Given over 500 years have passed since the last War of the Roses, I’m guessing even Richard III would forgive me for popping over to the less privileged side of the Pennines from time to time. But really it was Greater Manchester we were visiting and given the folk of this rainy county are unsure if they are Lancashirian or not, I suppose we can be forgiven for not knowing either.

Regardless of whether you forgive me or not I think it’s safe to assume that when the phone rings and it’s Ryan Giggs’ PR company asking you to review his restaurant, you simply nod your head and say YES. (I suppose at this point I need to make a confession, so here goes: I’m a Manchester United Fan, a season ticket holder who enjoys nothing more than blessing the Strafford End of Old Trafford with my presence and singing to my hearts content, including the now-famous terrace anthem that relates to a certain Vieira giving the Ryan Giggs the ball and Arsenal winning naff all).

I beg that you let  me off, I promise that everything else in my life including sport is Yorkshire through and through – just not football!

It really doesn’t matter if you’re a football fan or not. The name Ryan Giggs is instantly recognisable and 99% of the time it’s because of his glittering football career, however for 1% of people, and especially those in the Worsley area of Manchester, it’s common that it could actually be for George’s Dining Room & Bar

Located on the busy Barton Road, George’s takes its name from architect Sir George Gilbert Scott, probably the most successful and famous architect of the Victorian era, with many landmark buildings to his name, including the stunning Worsley village church, St.
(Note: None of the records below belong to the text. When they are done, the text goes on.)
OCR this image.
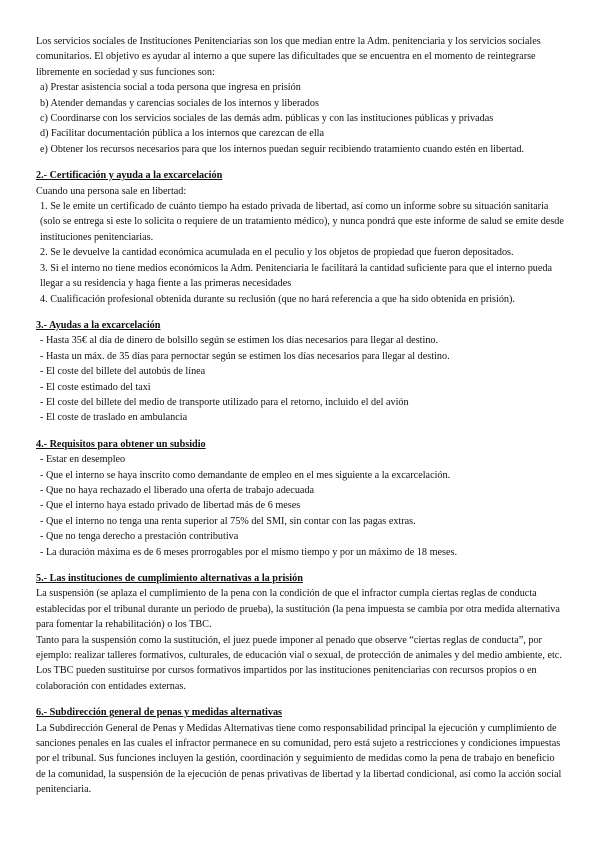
Los servicios sociales de Instituciones Penitenciarias son los que median entre la Adm. penitenciaria y los servicios sociales comunitarios. El objetivo es ayudar al interno a que supere las dificultades que se encuentra en el momento de reintegrarse libremente en sociedad y sus funciones son:

a) Prestar asistencia social a toda persona que ingresa en prisión

b) Atender demandas y carencias sociales de los internos y liberados

c) Coordinarse con los servicios sociales de las demás adm. públicas y con las instituciones públicas y privadas

d) Facilitar documentación pública a los internos que carezcan de ella

e) Obtener los recursos necesarios para que los internos puedan seguir recibiendo tratamiento cuando estén en libertad.

2.- Certificación y ayuda a la excarcelación

Cuando una persona sale en libertad:

1. Se le emite un certificado de cuánto tiempo ha estado privada de libertad, así como un informe sobre su situación sanitaria (solo se entrega si este lo solicita o requiere de un tratamiento médico), y nunca pondrá que este informe de salud se emite desde instituciones penitenciarias.

2. Se le devuelve la cantidad económica acumulada en el peculio y los objetos de propiedad que fueron depositados.

3. Si el interno no tiene medios económicos la Adm. Penitenciaria le facilitará la cantidad suficiente para que el interno pueda llegar a su residencia y haga fiente a las primeras necesidades

4. Cualificación profesional obtenida durante su reclusión (que no hará referencia a que ha sido obtenida en prisión).

3.- Ayudas a la excarcelación

- Hasta 35€ al día de dinero de bolsillo según se estimen los días necesarios para llegar al destino.

- Hasta un máx. de 35 días para pernoctar según se estimen los días necesarios para llegar al destino.

- El coste del billete del autobús de línea

- El coste estimado del taxi

- El coste del billete del medio de transporte utilizado para el retorno, incluido el del avión

- El coste de traslado en ambulancia

4.- Requisitos para obtener un subsidio

- Estar en desempleo

- Que el interno se haya inscrito como demandante de empleo en el mes siguiente a la excarcelación.

- Que no haya rechazado el liberado una oferta de trabajo adecuada

- Que el interno haya estado privado de libertad más de 6 meses

- Que el interno no tenga una renta superior al 75% del SMI, sin contar con las pagas extras.

- Que no tenga derecho a prestación contributiva

- La duración máxima es de 6 meses prorrogables por el mismo tiempo y por un máximo de 18 meses.

5.- Las instituciones de cumplimiento alternativas a la prisión

La suspensión (se aplaza el cumplimiento de la pena con la condición de que el infractor cumpla ciertas reglas de conducta establecidas por el tribunal durante un periodo de prueba), la sustitución (la pena impuesta se cambia por otra medida alternativa para fomentar la rehabilitación) o los TBC.

Tanto para la suspensión como la sustitución, el juez puede imponer al penado que observe “ciertas reglas de conducta”, por ejemplo: realizar talleres formativos, culturales, de educación vial o sexual, de protección de animales y del medio ambiente, etc.

Los TBC pueden sustituirse por cursos formativos impartidos por las instituciones penitenciarias con recursos propios o en colaboración con entidades externas.

6.- Subdirección general de penas y medidas alternativas

La Subdirección General de Penas y Medidas Alternativas tiene como responsabilidad principal la ejecución y cumplimiento de sanciones penales en las cuales el infractor permanece en su comunidad, pero está sujeto a restricciones y condiciones impuestas por el tribunal. Sus funciones incluyen la gestión, coordinación y seguimiento de medidas como la pena de trabajo en beneficio de la comunidad, la suspensión de la ejecución de penas privativas de libertad y la libertad condicional, así como la acción social penitenciaria.
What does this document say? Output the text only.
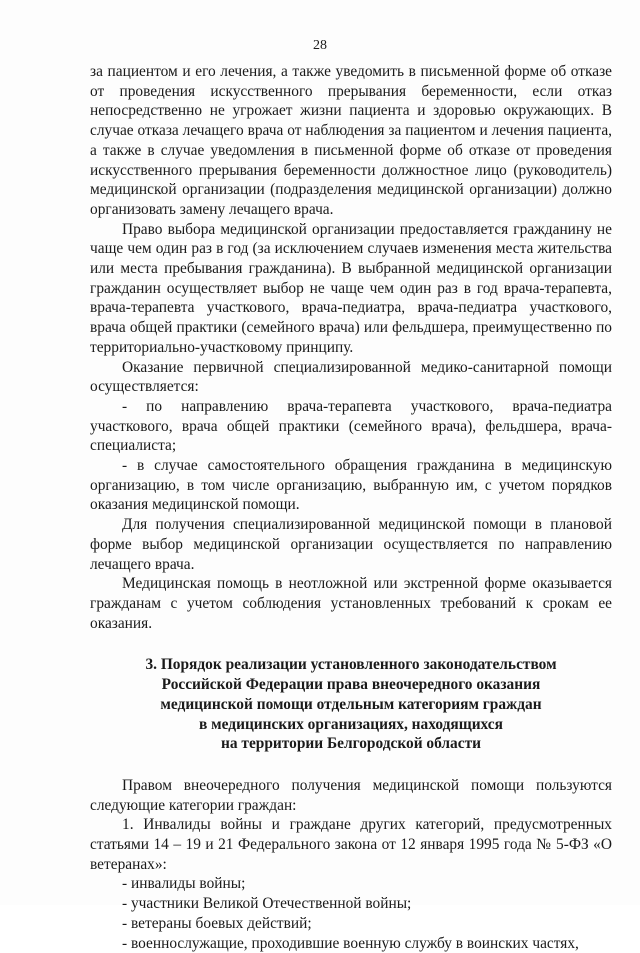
28

за пациентом и его лечения, а также уведомить в письменной форме об отказе от проведения искусственного прерывания беременности, если отказ непосредственно не угрожает жизни пациента и здоровью окружающих. В случае отказа лечащего врача от наблюдения за пациентом и лечения пациента, а также в случае уведомления в письменной форме об отказе от проведения искусственного прерывания беременности должностное лицо (руководитель) медицинской организации (подразделения медицинской организации) должно организовать замену лечащего врача.

Право выбора медицинской организации предоставляется гражданину не чаще чем один раз в год (за исключением случаев изменения места жительства или места пребывания гражданина). В выбранной медицинской организации гражданин осуществляет выбор не чаще чем один раз в год врача-терапевта, врача-терапевта участкового, врача-педиатра, врача-педиатра участкового, врача общей практики (семейного врача) или фельдшера, преимущественно по территориально-участковому принципу.

Оказание первичной специализированной медико-санитарной помощи осуществляется:

- по направлению врача-терапевта участкового, врача-педиатра участкового, врача общей практики (семейного врача), фельдшера, врача-специалиста;

- в случае самостоятельного обращения гражданина в медицинскую организацию, в том числе организацию, выбранную им, с учетом порядков оказания медицинской помощи.

Для получения специализированной медицинской помощи в плановой форме выбор медицинской организации осуществляется по направлению лечащего врача.

Медицинская помощь в неотложной или экстренной форме оказывается гражданам с учетом соблюдения установленных требований к срокам ее оказания.

3. Порядок реализации установленного законодательством
Российской Федерации права внеочередного оказания
медицинской помощи отдельным категориям граждан
в медицинских организациях, находящихся
на территории Белгородской области

Правом внеочередного получения медицинской помощи пользуются следующие категории граждан:

1. Инвалиды войны и граждане других категорий, предусмотренных статьями 14 – 19 и 21 Федерального закона от 12 января 1995 года № 5-ФЗ «О ветеранах»:

- инвалиды войны;

- участники Великой Отечественной войны;

- ветераны боевых действий;

- военнослужащие, проходившие военную службу в воинских частях,
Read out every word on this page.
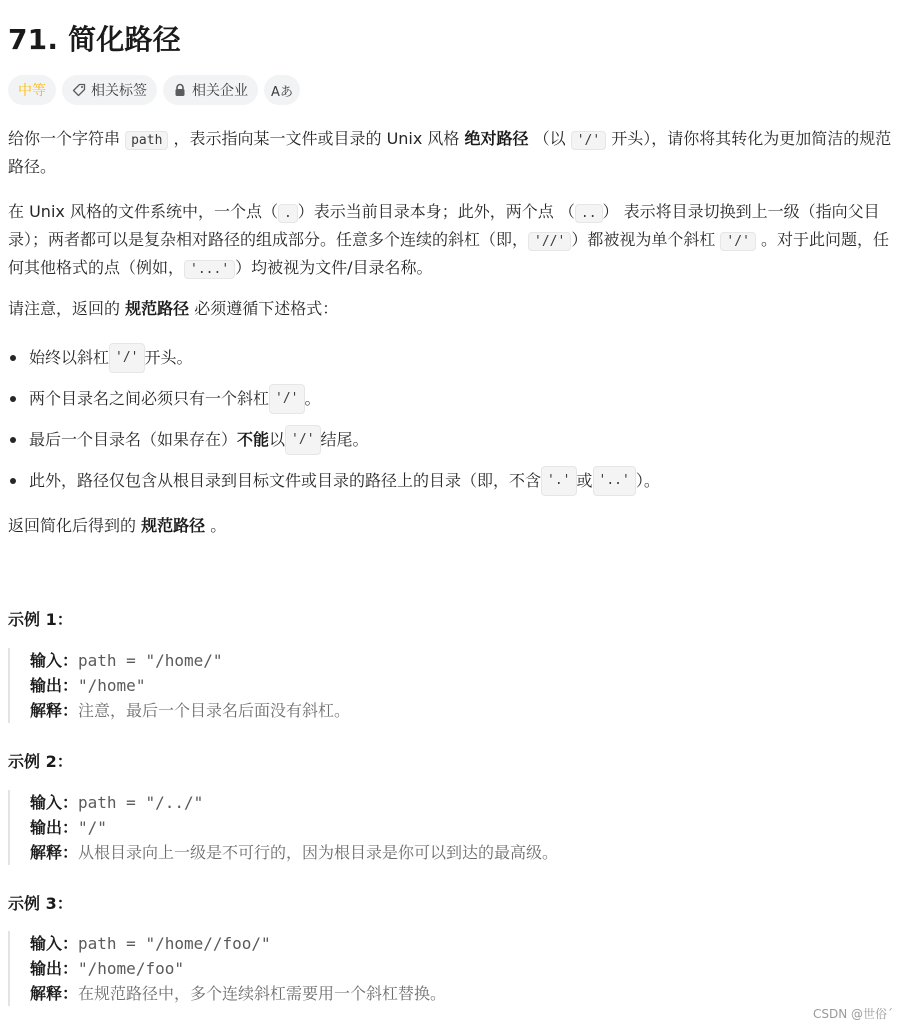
71. 简化路径
中等	相关标签	相关企业 Aあ

给你一个字符串 path ，表示指向某一文件或目录的 Unix 风格 绝对路径 （以 '/' 开头），请你将其转化为更加简洁的规范路径。

在 Unix 风格的文件系统中，一个点（ . ）表示当前目录本身；此外，两个点 （ .. ） 表示将目录切换到上一级（指向父目录）；两者都可以是复杂相对路径的组成部分。任意多个连续的斜杠（即， '//' ）都被视为单个斜杠 '/' 。对于此问题，任何其他格式的点（例如， '...' ）均被视为文件/目录名称。

请注意，返回的 规范路径 必须遵循下述格式：

始终以斜杠 '/' 开头。
两个目录名之间必须只有一个斜杠 '/' 。
最后一个目录名（如果存在） 不能 以 '/' 结尾。
此外，路径仅包含从根目录到目标文件或目录的路径上的目录（即，不含 '.' 或 '..' ）。

返回简化后得到的 规范路径 。

示例 1：
输入：path = "/home/"
输出："/home"
解释：注意，最后一个目录名后面没有斜杠。
示例 2：
输入：path = "/../"
输出："/"
解释：从根目录向上一级是不可行的，因为根目录是你可以到达的最高级。
示例 3：
输入：path = "/home//foo/"
输出："/home/foo"
解释：在规范路径中，多个连续斜杠需要用一个斜杠替换。
CSDN @世俗ˊ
Marks.

Although the building that houses George’s Restaurant may not be in the same league as the buildings created by its namesake, it’s fair to say that the interior is pretty impressive. It’s chic without been over over fussy, the bar area has a feel of trendy wine bar and the restaurant area lives up to its dining room description in the name of the restaurant. There was, of course, always the possibility that a restaurant owned by a footballer had the potential to be full of WAGs and celeb wannabes drinking classy cocktails that they couldn’t really afford whilst trying to balance in ridiculously high heel shoes and adjusting their skirts that your father certainly would not approve of. I’m pleased to report that is not the case.

Instead we were greeted by a bar man who was keen to ensure I chose the best wine based on what I’m likely to eat rather than on price, and even goes out of his way to let me try his two personal favourites. Wow. Now this was great service.

We were guided to our rather smart looking table in the restaurant and presented with a menu that read perfectly. I’m guessing the head chef had a preference towards fish, meaning it was maybe a top heavy towards the ocean, nevertheless it was hard to pick. So having played ip-dip-do for five minutes and still unable to decide, I had to call in the waitress, who was more than happy to help and recommend.

To start with I opted for the CLT – a play on the famous BLT , this version is tempura soft shell crab in a brioche bun with torched baby gem lettuce and Marie Rose sauce. Sounds great doesn’t it? Unfortunately it wasn’t. The idea was there and the description had me sold, but the execution just wasn’t right. The tempura was far from light as it should have been and in fact overpowered what should have been tasty crab inside. Granted the sauce and brioche roll was great but the main event had failed to score.

It was much the same for my dining partner who had opted for the scallops with white bean puree and autumn truffle. While the scallops were cooked perfectly, the white bean puree was awash with garlic that simply overpowered the dish.

IMG_3521They say form is temporary whilst class is permanent, and for the rest of this experience it was class that shone through – firstly with a braised ox cheek main that blessed my side of the table, served with the most amazing clotted cream mash, roasted carrots and a rich gravy that complemented this melt-in-your-mouth dish. This was a main to die for. The cheek fell apart the minute the fork scrapped through it, it was braised to perfection and had retained a juicy feel – a 10 out of 10 experience.

For my dining partner it was a wonderfully crafted dish of salmon wellington with the most amazing hollandaise and creamed leek. The entire dish packed a perfect balance of flavour that was well thought out and crafted.

Onto dessert – I’d been seduced by the poached baby pear that was accompanied by a cinnamon ice cream which was wonderfully wintery taste despite it being an ice cold summer delight. Also on this magical plate was almond frangipane which continued to give the dessert a great match of flavours.

IMG_3523Rather naughtily I was able to convince my dining partner (my wife) to go for the well-titled Old Fashioned Wagon Wheel, which was my way of trying both desserts that had tickled my fancy. Neither of us were disappointed – a mass of hot chocolate toasted marshmallow and a wagon wheel but not as you’d seen it before – left us a smile that stretched the entire distance back to Yorkshire.

In my video review I’ve awarded George’s 8/10. They lost points on the rather disappointing starters coupled with a rather stuffy look to each of the dishes. With just a little more attention to detail George’s could easily become a 10/10 and become our favourite establishment in Manchester!